Experts recommend that you consider buying a children's book on sexuality to guide you through the tougher topics, and when possible broach a sex-related subject in terms of a TV show or movie you and your child have seen, or a book he or she has read.
The goal is to inform and protect your children while making them feel good — not ashamed — of their bodies. Teach young kids about topics like:
- Privacy. Children need to understand from the time that they're very young that no one is allowed to touch their private parts unless Mommy or Daddy says it's OK (at the doctor's, for example), and that the child should tell a trusted adult about any such touching. Kids sometimes play doctor, or "I'll-show-you-mine-if-you-show-me-yours" — that's common because children are naturally curious about each other's bodies — but let them know in a gentle way, directs Westheimer, that other forms of play are better because they respect everyone's privacy.
- Safe Surfing. Kids have to know that when they surf the Internet, they shouldn't "talk" to someone unknown to them any more than they would if a stranger approached them on the street.
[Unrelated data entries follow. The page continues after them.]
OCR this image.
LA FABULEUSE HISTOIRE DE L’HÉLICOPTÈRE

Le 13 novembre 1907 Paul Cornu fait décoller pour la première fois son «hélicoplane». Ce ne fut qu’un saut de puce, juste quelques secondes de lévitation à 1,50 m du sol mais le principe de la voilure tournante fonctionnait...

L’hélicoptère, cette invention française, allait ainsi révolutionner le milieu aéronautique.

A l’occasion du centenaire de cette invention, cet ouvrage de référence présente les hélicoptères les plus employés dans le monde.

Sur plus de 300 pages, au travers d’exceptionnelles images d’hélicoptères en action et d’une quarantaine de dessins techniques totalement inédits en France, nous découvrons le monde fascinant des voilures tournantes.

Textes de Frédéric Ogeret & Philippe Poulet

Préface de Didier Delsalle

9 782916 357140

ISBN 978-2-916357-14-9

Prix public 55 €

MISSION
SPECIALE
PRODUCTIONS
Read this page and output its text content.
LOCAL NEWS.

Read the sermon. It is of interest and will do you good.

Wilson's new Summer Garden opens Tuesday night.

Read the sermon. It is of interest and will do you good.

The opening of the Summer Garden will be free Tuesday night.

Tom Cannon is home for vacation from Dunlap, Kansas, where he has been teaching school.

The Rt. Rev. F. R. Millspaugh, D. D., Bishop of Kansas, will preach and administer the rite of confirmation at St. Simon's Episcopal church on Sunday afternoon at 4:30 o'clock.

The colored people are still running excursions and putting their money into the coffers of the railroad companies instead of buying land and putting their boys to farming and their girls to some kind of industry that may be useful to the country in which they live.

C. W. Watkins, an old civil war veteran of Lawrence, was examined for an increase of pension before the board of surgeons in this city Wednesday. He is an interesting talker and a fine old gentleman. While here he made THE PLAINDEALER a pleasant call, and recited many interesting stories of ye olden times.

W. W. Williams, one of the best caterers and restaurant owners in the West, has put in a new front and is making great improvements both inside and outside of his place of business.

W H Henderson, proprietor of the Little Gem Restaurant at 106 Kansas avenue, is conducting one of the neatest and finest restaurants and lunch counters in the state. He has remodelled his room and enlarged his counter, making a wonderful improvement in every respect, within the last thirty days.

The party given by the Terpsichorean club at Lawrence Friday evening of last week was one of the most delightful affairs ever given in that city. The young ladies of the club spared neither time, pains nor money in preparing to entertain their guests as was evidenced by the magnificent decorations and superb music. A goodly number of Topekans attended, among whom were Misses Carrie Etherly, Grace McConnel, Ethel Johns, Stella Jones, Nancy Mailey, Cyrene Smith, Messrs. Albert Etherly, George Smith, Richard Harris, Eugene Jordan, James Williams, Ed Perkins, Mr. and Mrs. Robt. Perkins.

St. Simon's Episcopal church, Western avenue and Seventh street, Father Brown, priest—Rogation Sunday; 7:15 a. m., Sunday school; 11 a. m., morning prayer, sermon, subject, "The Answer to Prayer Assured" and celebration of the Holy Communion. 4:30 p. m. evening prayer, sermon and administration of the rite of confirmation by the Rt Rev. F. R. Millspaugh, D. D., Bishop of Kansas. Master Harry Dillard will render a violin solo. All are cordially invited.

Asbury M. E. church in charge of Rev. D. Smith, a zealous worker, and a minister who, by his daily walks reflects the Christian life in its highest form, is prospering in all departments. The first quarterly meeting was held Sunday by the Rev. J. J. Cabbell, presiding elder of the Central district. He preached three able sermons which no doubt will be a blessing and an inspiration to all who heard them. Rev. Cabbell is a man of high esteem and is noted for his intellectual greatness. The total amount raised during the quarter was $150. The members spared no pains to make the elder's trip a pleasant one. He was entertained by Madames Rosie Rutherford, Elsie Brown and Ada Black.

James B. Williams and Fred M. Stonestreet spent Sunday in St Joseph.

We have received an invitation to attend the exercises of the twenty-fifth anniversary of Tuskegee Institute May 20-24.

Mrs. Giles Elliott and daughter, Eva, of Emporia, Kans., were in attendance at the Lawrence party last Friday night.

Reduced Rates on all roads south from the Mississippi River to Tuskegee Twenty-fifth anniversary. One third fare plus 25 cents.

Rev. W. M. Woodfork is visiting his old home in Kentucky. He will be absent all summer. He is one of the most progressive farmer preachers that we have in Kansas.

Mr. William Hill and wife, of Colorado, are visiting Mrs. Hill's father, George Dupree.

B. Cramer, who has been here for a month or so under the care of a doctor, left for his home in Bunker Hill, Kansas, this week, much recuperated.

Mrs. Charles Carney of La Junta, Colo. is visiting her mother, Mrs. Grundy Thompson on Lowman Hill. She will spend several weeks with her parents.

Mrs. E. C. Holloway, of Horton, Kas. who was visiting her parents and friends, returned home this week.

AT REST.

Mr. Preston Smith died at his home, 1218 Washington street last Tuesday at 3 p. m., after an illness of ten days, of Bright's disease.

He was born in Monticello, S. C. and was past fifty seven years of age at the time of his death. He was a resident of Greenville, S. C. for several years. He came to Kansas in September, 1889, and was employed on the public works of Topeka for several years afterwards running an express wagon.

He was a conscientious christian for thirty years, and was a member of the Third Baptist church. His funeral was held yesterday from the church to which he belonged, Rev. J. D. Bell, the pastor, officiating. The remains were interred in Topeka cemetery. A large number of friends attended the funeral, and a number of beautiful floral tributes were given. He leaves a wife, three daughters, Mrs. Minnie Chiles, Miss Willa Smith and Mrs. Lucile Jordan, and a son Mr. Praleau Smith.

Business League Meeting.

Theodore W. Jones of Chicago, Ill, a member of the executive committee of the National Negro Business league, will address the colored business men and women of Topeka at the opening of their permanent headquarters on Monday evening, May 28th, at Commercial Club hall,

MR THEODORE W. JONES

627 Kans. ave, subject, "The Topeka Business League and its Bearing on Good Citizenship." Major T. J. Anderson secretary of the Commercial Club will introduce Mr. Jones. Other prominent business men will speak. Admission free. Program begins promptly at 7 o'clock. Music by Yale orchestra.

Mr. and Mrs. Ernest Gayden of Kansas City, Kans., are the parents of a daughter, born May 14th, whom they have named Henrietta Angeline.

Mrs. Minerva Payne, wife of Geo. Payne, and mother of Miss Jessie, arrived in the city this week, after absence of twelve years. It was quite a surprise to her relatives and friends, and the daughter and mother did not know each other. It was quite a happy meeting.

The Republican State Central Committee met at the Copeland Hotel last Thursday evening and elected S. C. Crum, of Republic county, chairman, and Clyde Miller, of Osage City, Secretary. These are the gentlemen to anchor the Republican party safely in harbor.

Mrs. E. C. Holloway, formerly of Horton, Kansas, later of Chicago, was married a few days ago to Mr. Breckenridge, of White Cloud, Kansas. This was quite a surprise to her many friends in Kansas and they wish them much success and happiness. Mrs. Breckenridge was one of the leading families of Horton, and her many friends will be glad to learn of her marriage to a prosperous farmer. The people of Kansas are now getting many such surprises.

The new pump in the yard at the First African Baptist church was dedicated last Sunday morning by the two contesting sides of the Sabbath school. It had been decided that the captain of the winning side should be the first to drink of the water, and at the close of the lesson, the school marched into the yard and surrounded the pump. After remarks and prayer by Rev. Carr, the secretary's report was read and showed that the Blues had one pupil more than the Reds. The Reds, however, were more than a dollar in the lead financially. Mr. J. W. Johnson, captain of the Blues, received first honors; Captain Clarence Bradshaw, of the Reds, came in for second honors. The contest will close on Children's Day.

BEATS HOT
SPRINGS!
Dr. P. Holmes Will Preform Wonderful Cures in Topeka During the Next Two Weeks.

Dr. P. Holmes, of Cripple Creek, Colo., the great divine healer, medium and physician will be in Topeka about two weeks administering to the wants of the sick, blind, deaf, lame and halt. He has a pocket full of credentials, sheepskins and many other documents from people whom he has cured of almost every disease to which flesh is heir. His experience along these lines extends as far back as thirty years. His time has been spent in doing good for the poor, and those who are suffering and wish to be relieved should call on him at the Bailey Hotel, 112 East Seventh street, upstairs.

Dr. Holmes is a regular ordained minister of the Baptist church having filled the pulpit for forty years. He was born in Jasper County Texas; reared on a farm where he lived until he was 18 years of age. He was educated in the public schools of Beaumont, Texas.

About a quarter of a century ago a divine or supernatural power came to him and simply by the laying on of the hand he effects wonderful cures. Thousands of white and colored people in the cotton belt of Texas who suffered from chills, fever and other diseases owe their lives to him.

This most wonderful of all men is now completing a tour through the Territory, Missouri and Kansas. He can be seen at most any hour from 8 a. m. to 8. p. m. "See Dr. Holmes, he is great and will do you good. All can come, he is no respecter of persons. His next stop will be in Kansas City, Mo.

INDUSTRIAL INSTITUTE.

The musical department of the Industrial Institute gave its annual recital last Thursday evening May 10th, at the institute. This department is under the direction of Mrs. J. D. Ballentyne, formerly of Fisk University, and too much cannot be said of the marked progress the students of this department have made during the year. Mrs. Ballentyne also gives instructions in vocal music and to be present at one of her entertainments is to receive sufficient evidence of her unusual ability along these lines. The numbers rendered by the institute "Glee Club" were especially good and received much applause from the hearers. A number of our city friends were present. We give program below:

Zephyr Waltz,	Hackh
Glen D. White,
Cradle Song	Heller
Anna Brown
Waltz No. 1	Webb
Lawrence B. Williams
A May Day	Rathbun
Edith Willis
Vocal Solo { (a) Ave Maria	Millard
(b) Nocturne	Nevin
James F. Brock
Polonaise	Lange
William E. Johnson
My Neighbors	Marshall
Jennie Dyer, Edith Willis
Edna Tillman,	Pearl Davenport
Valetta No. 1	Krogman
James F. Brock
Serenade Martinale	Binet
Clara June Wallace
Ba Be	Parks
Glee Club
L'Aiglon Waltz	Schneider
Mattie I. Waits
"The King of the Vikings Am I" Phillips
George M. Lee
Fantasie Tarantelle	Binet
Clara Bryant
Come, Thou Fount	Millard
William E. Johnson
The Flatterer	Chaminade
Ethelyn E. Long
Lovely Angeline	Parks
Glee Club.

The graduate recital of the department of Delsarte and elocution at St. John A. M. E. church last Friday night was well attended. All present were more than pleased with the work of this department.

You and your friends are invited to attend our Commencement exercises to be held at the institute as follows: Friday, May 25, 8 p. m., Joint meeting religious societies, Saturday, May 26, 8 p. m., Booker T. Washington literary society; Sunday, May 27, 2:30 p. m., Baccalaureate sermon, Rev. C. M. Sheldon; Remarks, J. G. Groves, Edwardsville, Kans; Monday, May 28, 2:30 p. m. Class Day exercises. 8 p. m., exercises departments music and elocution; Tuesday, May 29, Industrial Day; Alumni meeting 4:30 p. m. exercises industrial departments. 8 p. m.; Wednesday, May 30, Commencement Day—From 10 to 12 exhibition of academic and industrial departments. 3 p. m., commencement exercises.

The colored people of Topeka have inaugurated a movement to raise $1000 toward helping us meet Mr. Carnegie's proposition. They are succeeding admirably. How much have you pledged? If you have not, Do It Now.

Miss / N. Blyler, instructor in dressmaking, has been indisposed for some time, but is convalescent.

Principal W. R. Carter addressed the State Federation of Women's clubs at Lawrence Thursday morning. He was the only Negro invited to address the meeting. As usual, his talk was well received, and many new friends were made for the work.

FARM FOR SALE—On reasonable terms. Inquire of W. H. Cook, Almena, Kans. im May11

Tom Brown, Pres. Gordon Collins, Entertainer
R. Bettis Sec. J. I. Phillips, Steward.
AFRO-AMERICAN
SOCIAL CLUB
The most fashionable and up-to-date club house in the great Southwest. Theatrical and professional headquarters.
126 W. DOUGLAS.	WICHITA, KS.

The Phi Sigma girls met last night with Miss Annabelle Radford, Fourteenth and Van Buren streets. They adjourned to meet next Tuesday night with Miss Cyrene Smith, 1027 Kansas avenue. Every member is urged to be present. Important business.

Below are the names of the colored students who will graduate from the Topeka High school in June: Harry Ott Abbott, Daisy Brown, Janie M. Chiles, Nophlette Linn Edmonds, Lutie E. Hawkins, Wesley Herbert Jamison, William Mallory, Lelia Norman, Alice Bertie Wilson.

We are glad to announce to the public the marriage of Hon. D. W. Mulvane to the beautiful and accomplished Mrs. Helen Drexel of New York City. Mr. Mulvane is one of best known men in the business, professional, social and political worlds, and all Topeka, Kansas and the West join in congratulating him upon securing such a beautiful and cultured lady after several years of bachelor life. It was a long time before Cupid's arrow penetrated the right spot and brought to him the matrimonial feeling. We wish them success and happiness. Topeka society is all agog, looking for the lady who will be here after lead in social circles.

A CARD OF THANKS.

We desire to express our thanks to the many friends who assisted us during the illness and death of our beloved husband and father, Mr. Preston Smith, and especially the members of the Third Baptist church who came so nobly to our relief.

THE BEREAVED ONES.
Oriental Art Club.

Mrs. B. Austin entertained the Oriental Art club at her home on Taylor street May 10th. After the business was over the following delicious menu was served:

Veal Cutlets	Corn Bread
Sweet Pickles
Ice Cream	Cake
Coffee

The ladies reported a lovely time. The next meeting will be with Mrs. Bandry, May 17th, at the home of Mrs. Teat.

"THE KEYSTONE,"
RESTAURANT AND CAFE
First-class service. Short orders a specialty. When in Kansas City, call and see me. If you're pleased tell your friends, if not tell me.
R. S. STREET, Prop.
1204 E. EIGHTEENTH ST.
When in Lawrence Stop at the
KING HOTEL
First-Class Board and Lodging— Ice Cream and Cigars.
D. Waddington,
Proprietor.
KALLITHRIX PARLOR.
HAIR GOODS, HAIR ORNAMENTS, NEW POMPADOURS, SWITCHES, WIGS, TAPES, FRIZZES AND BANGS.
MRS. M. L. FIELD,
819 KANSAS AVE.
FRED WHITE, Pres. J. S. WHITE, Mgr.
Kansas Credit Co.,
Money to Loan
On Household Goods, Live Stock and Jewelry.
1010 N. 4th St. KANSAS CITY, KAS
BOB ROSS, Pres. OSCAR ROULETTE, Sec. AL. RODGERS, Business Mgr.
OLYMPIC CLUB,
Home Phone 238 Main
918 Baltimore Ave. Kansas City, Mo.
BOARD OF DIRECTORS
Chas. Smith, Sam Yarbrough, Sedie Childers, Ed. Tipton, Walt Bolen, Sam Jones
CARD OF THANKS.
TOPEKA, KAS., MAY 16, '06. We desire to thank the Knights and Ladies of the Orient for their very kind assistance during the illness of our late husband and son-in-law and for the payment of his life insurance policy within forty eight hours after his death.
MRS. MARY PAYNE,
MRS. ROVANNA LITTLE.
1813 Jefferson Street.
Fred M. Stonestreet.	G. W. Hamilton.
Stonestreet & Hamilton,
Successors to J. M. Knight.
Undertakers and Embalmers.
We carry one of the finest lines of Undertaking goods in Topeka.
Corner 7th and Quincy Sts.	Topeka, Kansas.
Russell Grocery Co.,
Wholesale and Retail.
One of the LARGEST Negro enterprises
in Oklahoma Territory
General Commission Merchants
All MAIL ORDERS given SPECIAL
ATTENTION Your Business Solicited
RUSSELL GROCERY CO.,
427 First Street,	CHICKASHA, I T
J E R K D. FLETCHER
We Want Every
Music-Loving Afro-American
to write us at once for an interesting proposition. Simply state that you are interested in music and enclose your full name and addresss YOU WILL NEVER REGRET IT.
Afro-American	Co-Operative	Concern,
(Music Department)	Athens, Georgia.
Beyond talking the talk, you can take action to limit your young child's exposure to inappropriate sexual messages. Take these steps for starters:
- Monitor the television shows and movies your kids watch so they don't become overstimulated and desensitized to sexual acts; keep any erotic tapes, magazines and books out of little ones' reach; and call your cable company about locking out channels unsuitable for youngsters.
- Go to GetNetWise.com or safekids.com for information and filtering software to help block children's exposure to inappropriate Internet materials.